3. Find Some Standard Techniques You Like. There are lots of standard design and innovation practices. Some you will hate, but some you will like. That’s a good thing. One I’ve found quite valuable recently is the Value Proposition Canvas, which lets you map out in a simple way the job your client needs to get done, the client’s pains and hoped-for gains, and then how your service fits that job, reduces the pains and creates the gains. Check it out.

4. Look at What Works Elsewhere. Start to pay attention to your customer experience in other settings. Your doctor’s online portal might be an eye-opener. What frustrates you? What do you like? Can you try something like that in your practice?

5. Diversity to the Diversity Power. Look around the room. Do most of the people look like you? Do most of the people think like you do? Do they represent only one perspective on the problem to be solved? It is so easy to fall into groupthink. Look yourself in the mirror and ask yourself if your statements about “diversity meaning diversity of thought too” is masking a bigger problem. The research on how diversity improves outcomes is quite clear. What are you afraid of?

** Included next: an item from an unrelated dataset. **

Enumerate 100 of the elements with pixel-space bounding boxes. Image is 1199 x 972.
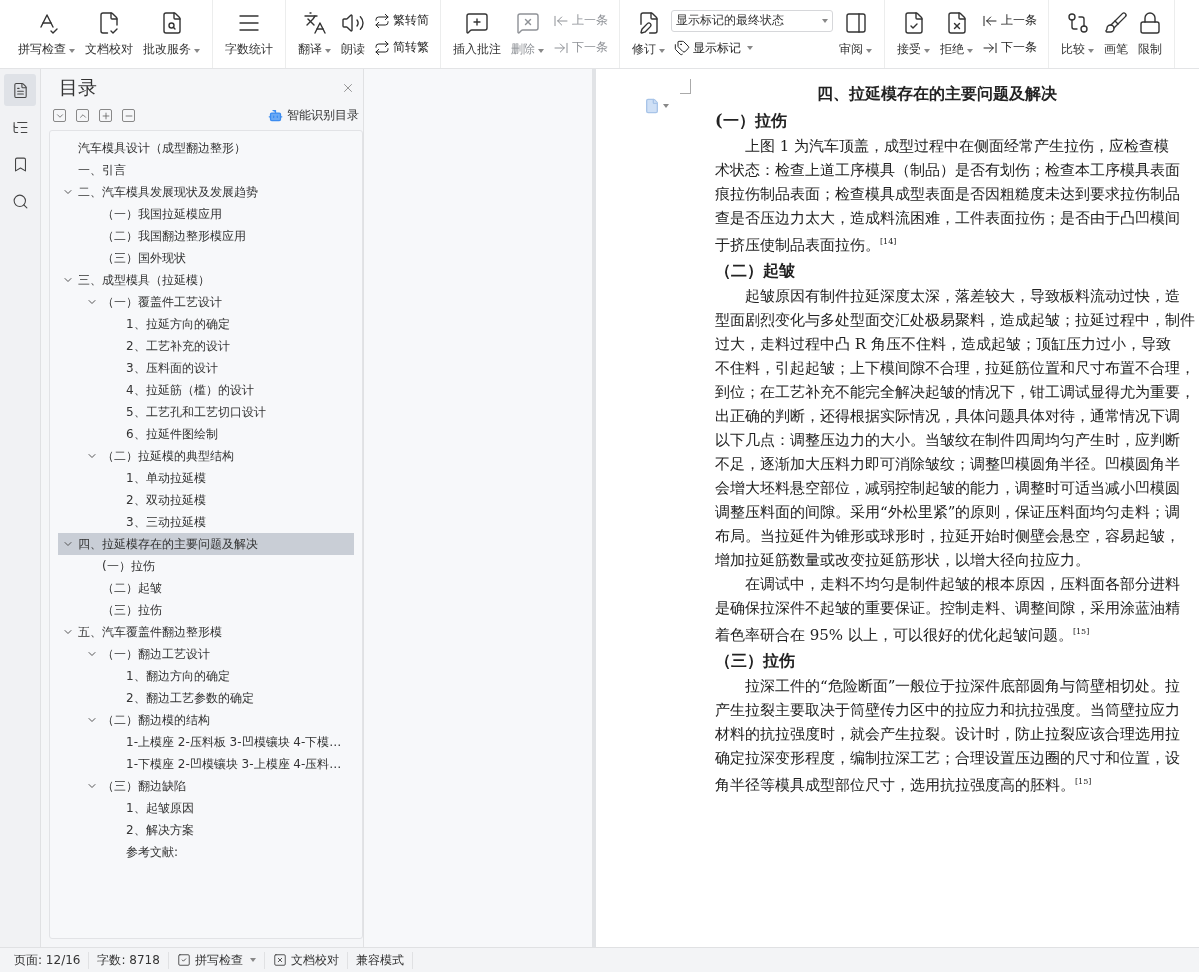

6. Take a Portfolio Approach. I’m a big fan of the modern portfolio theory of investment, which says that it is prudent not to invest just in cautious and “safe” investments, but to diversify and spread your investments across asset classes and risk categories, all in accordance with your own risk tolerance. In simplest terms, this approach means that it is both necessary and wise to mix in some higher-risk, higher-potential-return investments in your portfolio. The same reasoning applies in innovation and change. Are you creating more risk for yourself by playing it too safe? A simple chart mapping out your innovation “investments” and where they fit in terms of risk is a great approach to thinking about innovation as a portfolio.

It’s easy to get overwhelmed when hearing about big new ideas, transformation, and “change or die” predictions. Lawyers have a lot of barriers, some psychological and some self-imposed. Often the answers to questions comes in opposites. How do I work on big ideas and smash through barriers? With small steps, many experiments to test hypotheses, and the resilience that comes from using results as data for future experiments. You can (and should) do that too.